Афанасьев вышел, и Параминов вызвал своего главного безопасника. Это был старый кадр, зубы съевший на тайных делах, давний знакомый отца. Давно уже немолодой, но прямой и сильный, способный дать фору более молодым коллегам.
— Вот что, Кузьма Кузьмич, — сказал Фёдор, когда моложавый безопасник занял место напротив. — Вылазку готовь, в лес, в предгорья. Человек пять — семь, вместе со мной и тобой, дней на десять.
— Когда? — коротко спросил Кузьма Кузьмич.
— За сутки — двое скажу.
— Значит, готовиться надо уже сейчас, — кивнул старик. — Точный маршрут известен?
— Пока нет, — недовольно покачал головой Параминов.
— Ладно, не страшно, — ответил Кузьма Кузьмич. — Всё сделаю, Федя.
— Добро.
Оставшись в одиночестве, Фёдор Иванович вывел на экран фотографию Жогина.
— Значит, ты решился… — сказал он, глядя в экран. — Что же ты такое узнал, а? Такое, что не знаю я?
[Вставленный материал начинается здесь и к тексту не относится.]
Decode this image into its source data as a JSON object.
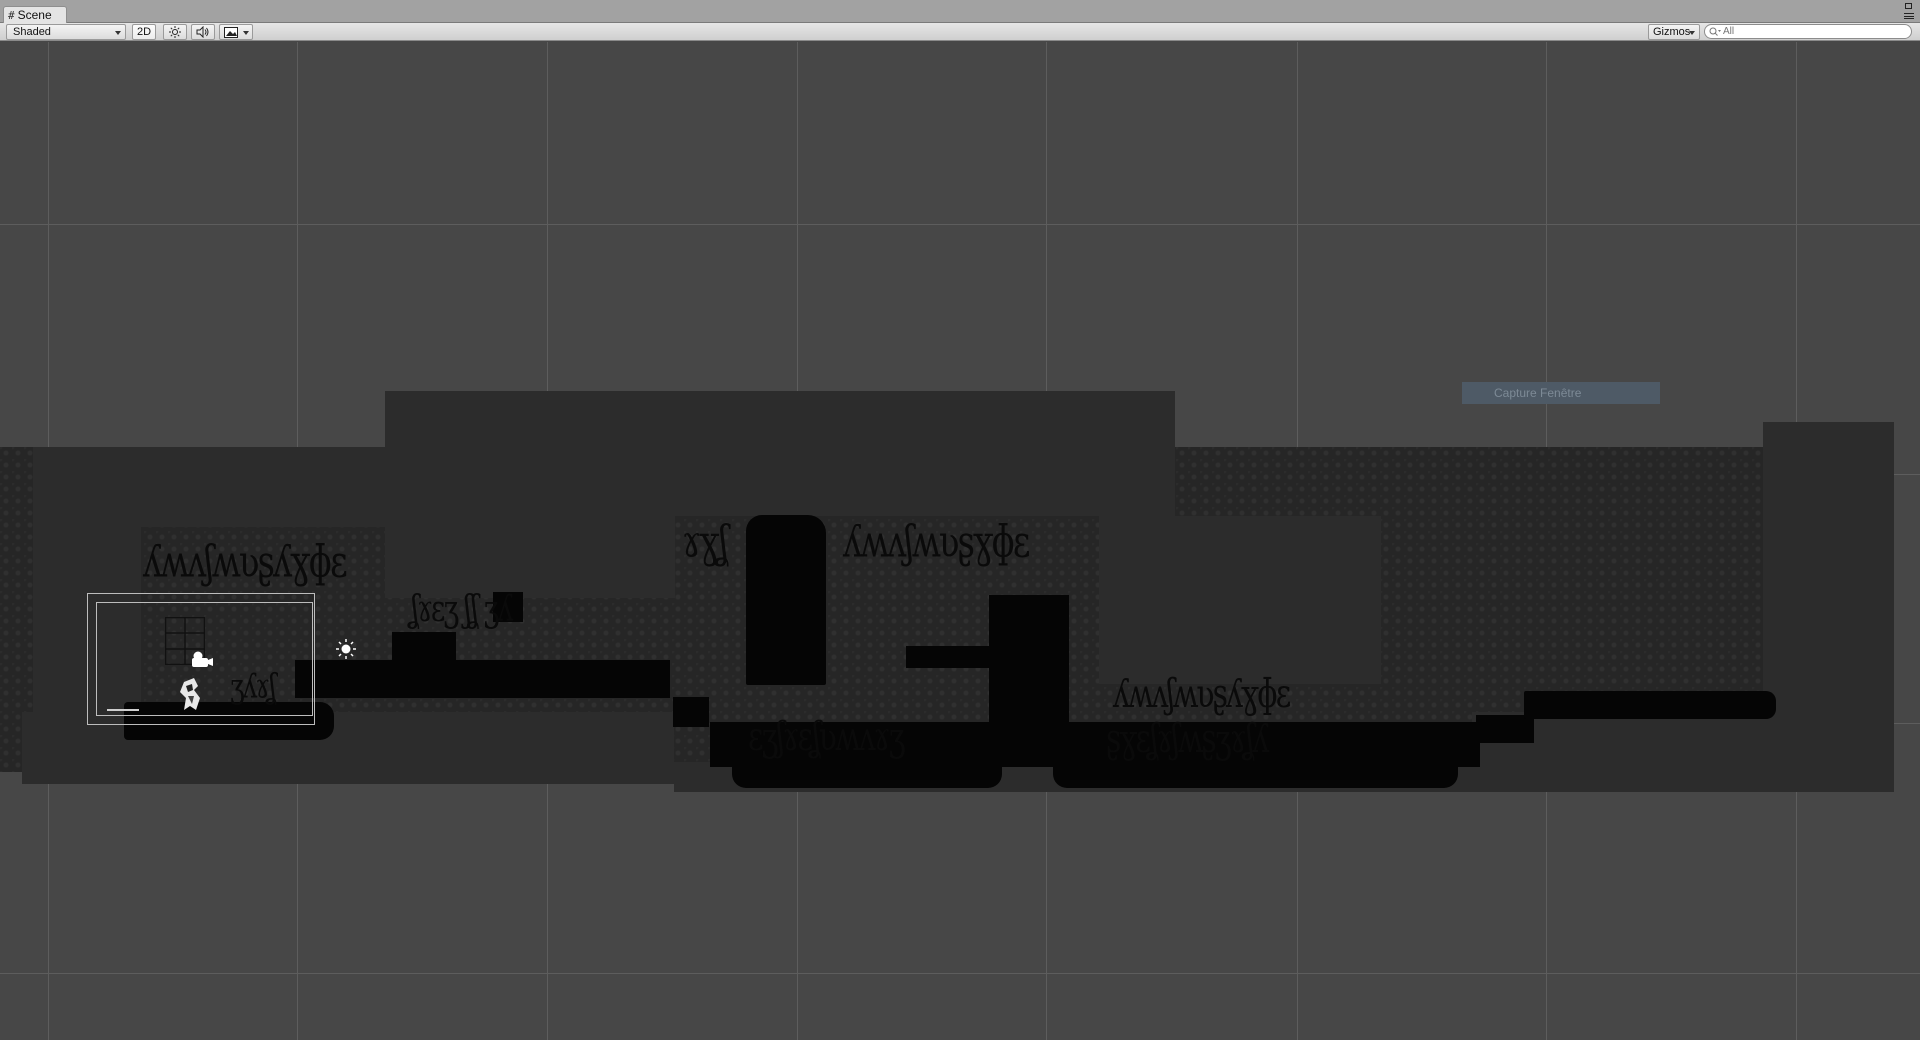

1. Снукер — игра на бильярде.
Глава 2
Кошку-трёхцветку звали Шишка, но Илье Витальевичу это имя не нравилось. Поэтому, в зависимости от настроения, она была: Сушка, Живая, Проглотина, Наглая Скотина, Киса-Сберкниса, просто Кошка или ещё как. Возможно, кошка удивлялась такому разнообразию, но не протестовала. Зачем возражать, если в миске всегда свежий фарш, а в семье мир и покой?
Нет сомнений, кошка считала всех, живущих в доме Ильи Витальевича, своей семьёй. К хозяйке она относилась снисходительно-ровно, позволяла себя кормить и вычёсывать. Четырнадцатилетнего Артёма принимала за детёныша, которым он, собственно, и был, любила забраться ему на плечи и вылизывать макушку. Парень в эти минуты сидел, боясь пошевелиться. Поздний ребёнок, он привык, что его всячески баловали, но одно дело предки, которым это от века положено, другое дело — столь независимое существо, как кошка.
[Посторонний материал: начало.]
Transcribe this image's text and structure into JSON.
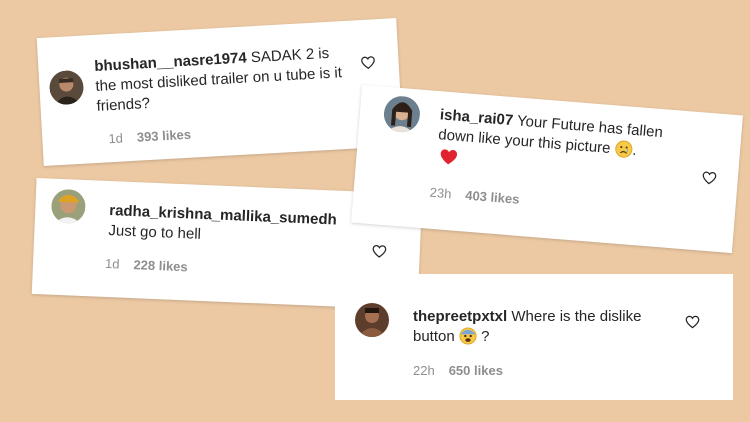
{
  "theme": {
    "background": "#ecc9a3",
    "card": "#ffffff",
    "text": "#262626",
    "muted": "#8e8e8e",
    "heart_red": "#e0242f"
  },
  "comments": [
    {
      "username": "bhushan__nasre1974",
      "text": "SADAK 2 is the most disliked trailer on u tube is it friends?",
      "time": "1d",
      "likes": "393 likes",
      "icon": "heart-outline-icon"
    },
    {
      "username": "isha_rai07",
      "text": "Your Future has fallen down like your this picture",
      "text_end": ".",
      "time": "23h",
      "likes": "403 likes",
      "icon": "heart-outline-icon",
      "emojis": [
        "red-heart-emoji",
        "sad-face-emoji"
      ]
    },
    {
      "username": "radha_krishna_mallika_sumedh",
      "text": "Just go to hell",
      "time": "1d",
      "likes": "228 likes",
      "icon": "heart-outline-icon"
    },
    {
      "username": "thepreetpxtxl",
      "text": "Where is the dislike button",
      "text_end": "?",
      "time": "22h",
      "likes": "650 likes",
      "icon": "heart-outline-icon",
      "emojis": [
        "fearful-face-emoji"
      ]
    }
  ]
}
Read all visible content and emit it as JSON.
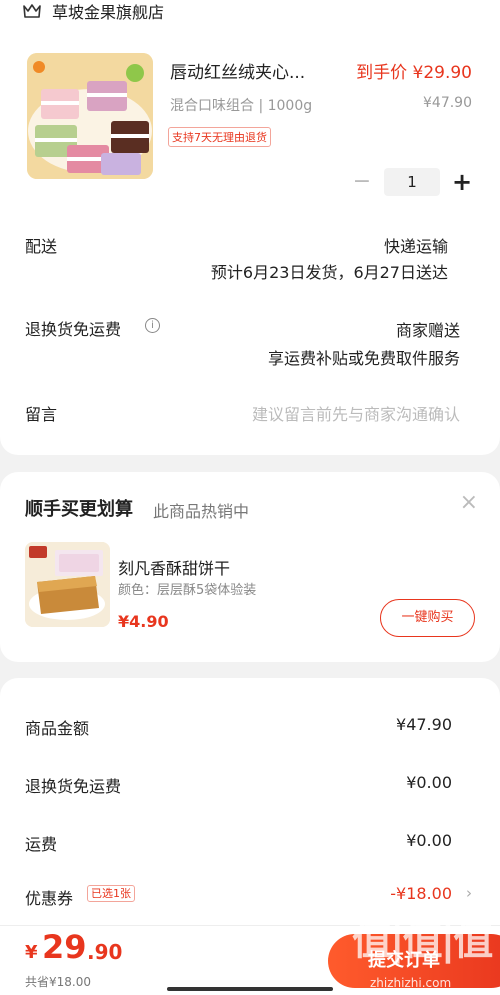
{
  "store": {
    "name": "草坡金果旗舰店",
    "icon": "store-icon"
  },
  "product": {
    "title": "唇动红丝绒夹心...",
    "price_label": "到手价 ¥29.90",
    "spec": "混合口味组合 | 1000g",
    "original_price": "¥47.90",
    "refund_tag": "支持7天无理由退货",
    "quantity": "1",
    "minus_symbol": "−",
    "plus_symbol": "+"
  },
  "delivery": {
    "label": "配送",
    "method": "快递运输",
    "schedule": "预计6月23日发货，6月27日送达"
  },
  "return_shipping": {
    "label": "退换货免运费",
    "value": "商家赠送",
    "detail": "享运费补贴或免费取件服务"
  },
  "message": {
    "label": "留言",
    "placeholder": "建议留言前先与商家沟通确认"
  },
  "recommend": {
    "title": "顺手买更划算",
    "subtitle": "此商品热销中",
    "close": "×",
    "name": "刻凡香酥甜饼干",
    "spec": "颜色：层层酥5袋体验装",
    "price": "¥4.90",
    "button": "一键购买"
  },
  "summary": {
    "items": [
      {
        "label": "商品金额",
        "value": "¥47.90"
      },
      {
        "label": "退换货免运费",
        "value": "¥0.00"
      },
      {
        "label": "运费",
        "value": "¥0.00"
      }
    ],
    "coupon_label": "优惠券",
    "coupon_badge": "已选1张",
    "coupon_value": "-¥18.00",
    "coupon_arrow": "›"
  },
  "bottom": {
    "currency": "¥",
    "total_int": "29",
    "total_dec": ".90",
    "saved": "共省¥18.00",
    "submit": "提交订单"
  },
  "watermark": {
    "text": "值|值|值",
    "url": "zhizhizhi.com"
  },
  "colors": {
    "accent": "#e8361e",
    "background": "#f2f2f2"
  }
}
Илью Витальевича Шишка обожала, всегда встречала на пороге квартиры, и в те часы, которые он проводил дома, не отходила от него ни на шаг. Вот и сегодня, стоило ему устроиться в кресле, кошка запрыгнула к нему на колени и полезла целоваться…
— Ки-иса, — сказал Илья Витальевич, протягивая к ней руку. — Киса-Миса.
Кошка коротко муркнула и выгнула спинку, пушистым хвостом мазнула Илье Витальевичу по лицу.
— Киса-Шмиса-Драндулиса, — сказал он, зарываясь пальцами в шерстяное жабо питомицы. — Ух ты, зверюга!..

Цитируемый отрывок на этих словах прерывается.